One of the greatest myths is that modern trafficking can be directly compared with African-Caribbean chattel slavery. There are a number of fallacies in this argument.
Could it be, as is suggested by Professor Geoff Palmer, that local communities can talk about modern trafficking, because it is something to which (apparently) ‘no sins can be connected’, and that therefore they need not have any guilt feelings about?
What are the myths?
First: That the present 27 million personal and sexual slaves are a direct comparison with African-Caribbean chattel slavery.
Second: Similarly, the estimated between 1 to 6 million children in forced labour.
Why is this?
World population is now seven times greater than it was in 1800, at the height of the African-Caribbean trade (1 billion to 7 billion today).
First: Even if we add the maximum estimate of 6 million children to 27 million sex slaves (=33 million), this is not seven times the number of 13 million or so Africans that were trafficked into chattel slavery.
That would equal 91 million, nearly three times as many. It might be retorted that this is not like-with-like, because the Caribbean figure is an accrued statistic.
To make an exact parallel however, is probably impossible, since sexual slavery and child trafficking has doubtless gone on since the beginning of the human race.
To compare the limited time period of African-Caribbean slavery to the whole of global history is unhelpful. There is a limited parallel (to modern sex trafficking) in that African women and girls were subject to potentially unlimited sexual predation.
Second: African-Caribbean chattel slavery was unique in that it was legal, and there was no embarrassment about it.

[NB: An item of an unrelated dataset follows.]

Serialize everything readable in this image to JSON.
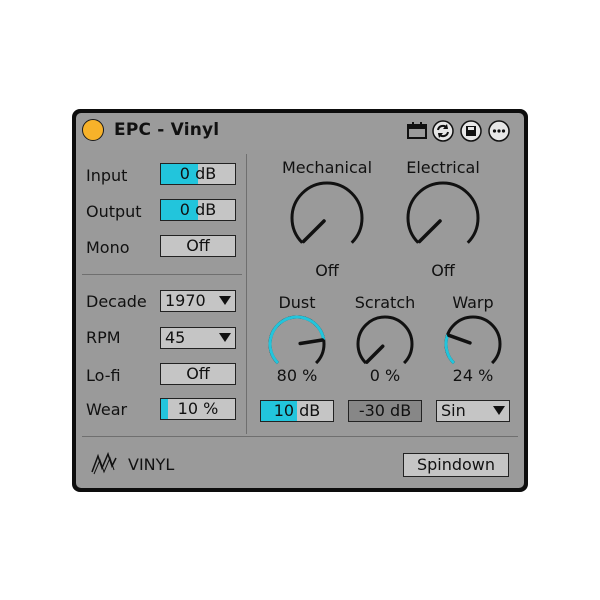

There has never been a society directly like those of the Caribbean islands or in adjunct colonies like Surinam. In Jamaica (1778) the ratio was 18,000 whites to 205,000 slaves, a ratio of 11 to 1.
What other society, anywhere in the world, at any time, before or since, can boast such a statistic? Has there ever been an entire community where they are all legally chattel slaves, the property of others, on such a disparate scale? Probably not.
But this disparity is minute compared with Surinam. Here 1,400 colonists (1754) are outnumbered by 35,000 slaves, a staggering disparity of 94 to 1!
Lest others think they are not like this, John Gabriel Stedman, in his classic work, shows that the Dutch used specially hired (not mercenary) British marines to support them, and put down the many continuing revolts there.
While it may be that that women (and men and children) have greatly reduced rights in many cultures, it is doubtful that they are legally chattel [a word derived from ‘cattle’] and technically not human, or, at best, sub-human ‘regressions’.
Even where women are regarded as less than men, there will still be a balance of men to women of nearly 1 to 1. Of 94 to 1 is practically unheard of.
Let us therefore stop trying to make out that modern trafficking is parallel to African-Caribbean slavery in both its scale and its effects. It is not.
Neither should making modern trafficking, however appalling this is, out to be the same as Caribbean slavery, to be used as an avoidance mechanism as regards African Caribbean slavery. This is blind denial.